Pahari Painting(Chamba)



Chamba, an important centre of Pahari painting, is situated in the Ravi Valley in the heart of the Himalaya mountains. To its north-west lies the State of Jammu-Kashmir. Chamba was till recently the capital of a small principality. Being protected naturally, and too small to attract an invasion, its archaeological wealth is well preserved. As a result of the explorations carried out by J. Ph. Vogel in the opening years of this century, a museum was established at Chamba in 1908. Raja Bhuri Singh, of Chamba after whom this museum is named, presented a large number of Pahari miniature paintings from the palace collection to the museum. The gift included an extensive set of paintings on the Ramayana.

The historicity of the Ramayana epic has received the attention of several scholars. Monier Williams and Arthur Berridale Keith were of the view that the original portion was written around 400 B.C. Valmiki Ramayana  is a great classic and in content more than an epic. Rama the hero of the story, as depicted by Valmiki is a human being possessing unique valour and endowed with divine powers.

All ancient Indian scriptures hold a man’s character above all else. In fact, ‘the central idea of old Hindu civilization… was that of dharma which was something much more than religion or creed; it was a conception of obligations, of the discharge of one’s duties to oneself and to others’. The epic is encyclopedic in its content and it has been said that there is no situation or circumstance, one face in life, which does not occur in this story and thus it guides its hearers to righteous action on all occasions and for all obligations and duties in different situations and circumstances. Countless versions of the Ramayana exist in local dialects and folk songs peculiar to small areas and communities. Chamba is no exception and it, too, has a beautiful loka Ramayana in a long poem, known as anchali of Rama, which is sung for the whole night on auspicious occasions. It is simple and is usually sung in chorus. Noteing a literary work of a single poet, it is hardly possible to ascertain the antiquity of this folk poem. 

Although for want of adequate material it is difficult to say exactly when the art of miniature painting was introduced in Chamba, it is believed that the beginnings in this art were made in the early seventeenth century. There were probably no regular ateliers at that time at Chamba but the presence of some itinerant artist can safely be assumed, from the evidence of portraits of the princes of that period. It seems that some artists working at Nurpur had migrated to Chamba in the first half of the seventeenth century. At first a naturalistic style of painting having affinities with Mughal painting of the Jehangir period may have been introduced at Nurpur and not long afterwards at Chamba. Thereafter the migration of painters from the centres of the Mughal painting who were not first rate artists of Imperial atelier and the presence in the Hills of the pre-Mughal style of manuscript illustration, resulted in the evolution of a style which is peculiar to the Hills. Gradually the naturalistic style gave way to stylization while more vivid colour tonalities were preferred. 

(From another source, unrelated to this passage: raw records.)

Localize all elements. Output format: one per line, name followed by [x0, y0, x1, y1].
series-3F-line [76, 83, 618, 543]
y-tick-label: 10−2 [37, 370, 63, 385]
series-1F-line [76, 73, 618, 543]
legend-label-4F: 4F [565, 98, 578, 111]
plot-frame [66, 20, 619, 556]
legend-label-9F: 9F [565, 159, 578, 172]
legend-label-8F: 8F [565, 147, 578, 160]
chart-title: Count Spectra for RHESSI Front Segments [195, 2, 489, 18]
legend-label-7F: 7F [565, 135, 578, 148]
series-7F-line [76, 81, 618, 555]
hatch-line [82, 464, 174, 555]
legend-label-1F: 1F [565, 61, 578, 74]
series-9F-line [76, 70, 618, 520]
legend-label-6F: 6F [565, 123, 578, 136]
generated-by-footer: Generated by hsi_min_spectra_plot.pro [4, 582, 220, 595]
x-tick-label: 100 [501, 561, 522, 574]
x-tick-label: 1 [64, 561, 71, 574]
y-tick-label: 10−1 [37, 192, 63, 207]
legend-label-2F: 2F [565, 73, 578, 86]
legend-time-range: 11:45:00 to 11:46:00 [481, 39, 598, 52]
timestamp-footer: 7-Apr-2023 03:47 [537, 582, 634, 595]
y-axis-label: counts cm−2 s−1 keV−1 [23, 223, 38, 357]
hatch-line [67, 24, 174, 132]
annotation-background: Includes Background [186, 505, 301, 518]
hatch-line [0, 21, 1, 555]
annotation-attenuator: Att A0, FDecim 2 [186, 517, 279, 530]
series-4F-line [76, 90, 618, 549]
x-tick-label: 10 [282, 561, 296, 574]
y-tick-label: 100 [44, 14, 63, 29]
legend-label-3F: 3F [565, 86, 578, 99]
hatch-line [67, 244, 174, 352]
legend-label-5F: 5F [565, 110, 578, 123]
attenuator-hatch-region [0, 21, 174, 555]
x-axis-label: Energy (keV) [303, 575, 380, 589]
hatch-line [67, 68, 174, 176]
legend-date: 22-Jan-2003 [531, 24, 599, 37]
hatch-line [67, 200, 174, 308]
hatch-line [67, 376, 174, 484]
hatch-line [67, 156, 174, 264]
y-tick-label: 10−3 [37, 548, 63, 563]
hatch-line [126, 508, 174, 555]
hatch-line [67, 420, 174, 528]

In the beginning of the eighteenth century the facial type becomes slightly heavier but soon thereafter a longish facial type was evolved which remained popular for some decades. Mid-eighteenth century paintings from Chamba have a distinctive style of their own as can be seen in both dated and signed works. Trees crowned with triangular foliage and irregular trunks rows, are a common features of the paintings of this period. The backgrounds are generally plain. There is no attempt at perspective. Architectural features though not very intricate have resemblances to contemporary Mughal architecture. The drawing is competent though human figures are stylized.  

Thereafter for a decade or so, two broad styles seem to have been in vogue at Chamba, one having its roots in the local style yet disclosing some influence from other centres and the other considered to be an off-shoot of the Guler style till its development into the Kangra style.